Tout cela invite à mettre l’accent, encore qu’il est temps, sur quatre priorités. L’éducation à la technologie, dès le primaire, pour préparer les jeunes africains à un monde marqué par l’imbrication des rapports entre l’homme et la machine. Le développement, dans les esprits, de la quête de science, qui prend en compte l’objectivité, l’esprit critique, la distance. L’inscription de l’idéal démocratique comme valeur sociale intangible. Le rétablissement de la confiance entre les élites et les masses africaines, ce qui passe par l’amélioration de l’offre politique. La réhumanisation du discours, en portant une rhétorique publique tolérante et respectueuse des différences. Et, pour finir, rappeler aux grands groupes numériques leurs responsabilités en Afrique – fiscalité, modération des contenus, respect des lois -, ce qui doit être le rôle des organisations régionales. Quel Internet voulons-nous en Afrique ? Comment mettre cet outil formidable au service des peuples, de l’innovation et du progrès social ?

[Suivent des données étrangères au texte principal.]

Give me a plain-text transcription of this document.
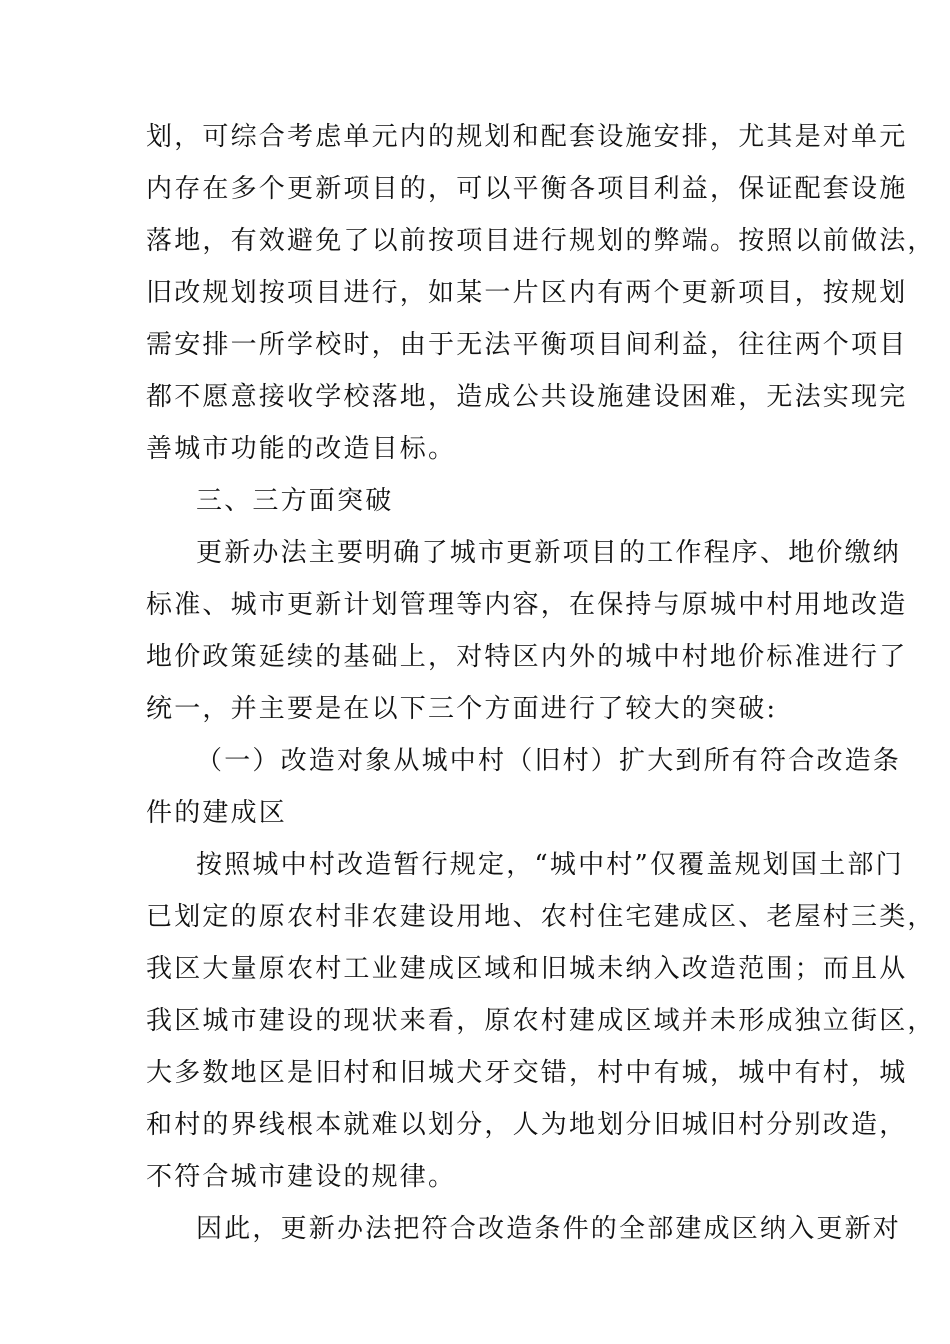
划，可综合考虑单元内的规划和配套设施安排，尤其是对单元
内存在多个更新项目的，可以平衡各项目利益，保证配套设施
落地，有效避免了以前按项目进行规划的弊端。按照以前做法，
旧改规划按项目进行，如某一片区内有两个更新项目，按规划
需安排一所学校时，由于无法平衡项目间利益，往往两个项目
都不愿意接收学校落地，造成公共设施建设困难，无法实现完
善城市功能的改造目标。
三、三方面突破
更新办法主要明确了城市更新项目的工作程序、地价缴纳
标准、城市更新计划管理等内容，在保持与原城中村用地改造
地价政策延续的基础上，对特区内外的城中村地价标准进行了
统一，并主要是在以下三个方面进行了较大的突破:
（一）改造对象从城中村（旧村）扩大到所有符合改造条
件的建成区
按照城中村改造暂行规定，“城中村”仅覆盖规划国土部门
已划定的原农村非农建设用地、农村住宅建成区、老屋村三类，
我区大量原农村工业建成区域和旧城未纳入改造范围；而且从
我区城市建设的现状来看，原农村建成区域并未形成独立街区，
大多数地区是旧村和旧城犬牙交错，村中有城，城中有村，城
和村的界线根本就难以划分，人为地划分旧城旧村分别改造，
不符合城市建设的规律。
因此，更新办法把符合改造条件的全部建成区纳入更新对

Ces questions doivent faire l’objet de délibération par les citoyens. Ainsi pourra-t-on éviter une conjonction d’impasses, possiblement désastreuse. Déjà, deux dangers font leur apparition sur le continent. Ils peuvent mettre à mal, très vite, les équilibres sociaux, déjà fragiles. Le premier est la xénophobie et les divisions religieuses et confessionnelles. Qui trouvent un lit favorable sur les médias sociaux. Des aventuriers pourraient les promouvoir et les systématiser, dans la perspective d’asseoir des mouvements identitaires. Internet sera un canal idéal de distribution et d’endoctrinement. Le second sera l’alibi de la sécurité, pour contrôler les citoyens et imposer le totalitarisme. Certaines autorités travaillent déjà à doter leurs pays de moyens pour pirater les données des citoyens. Ces projets pourraient aboutir au même résultat que le modèle chinois de contrôle social. La démocratie est loin d’être acquise en Afrique. Et Internet est devenu un élément de désordre, susceptible de stimuler des sentiments fielleux. De créer le chaos. Un outil gigantesque à la disposition de l’intolérance, de la bigoterie, et du totalitarisme.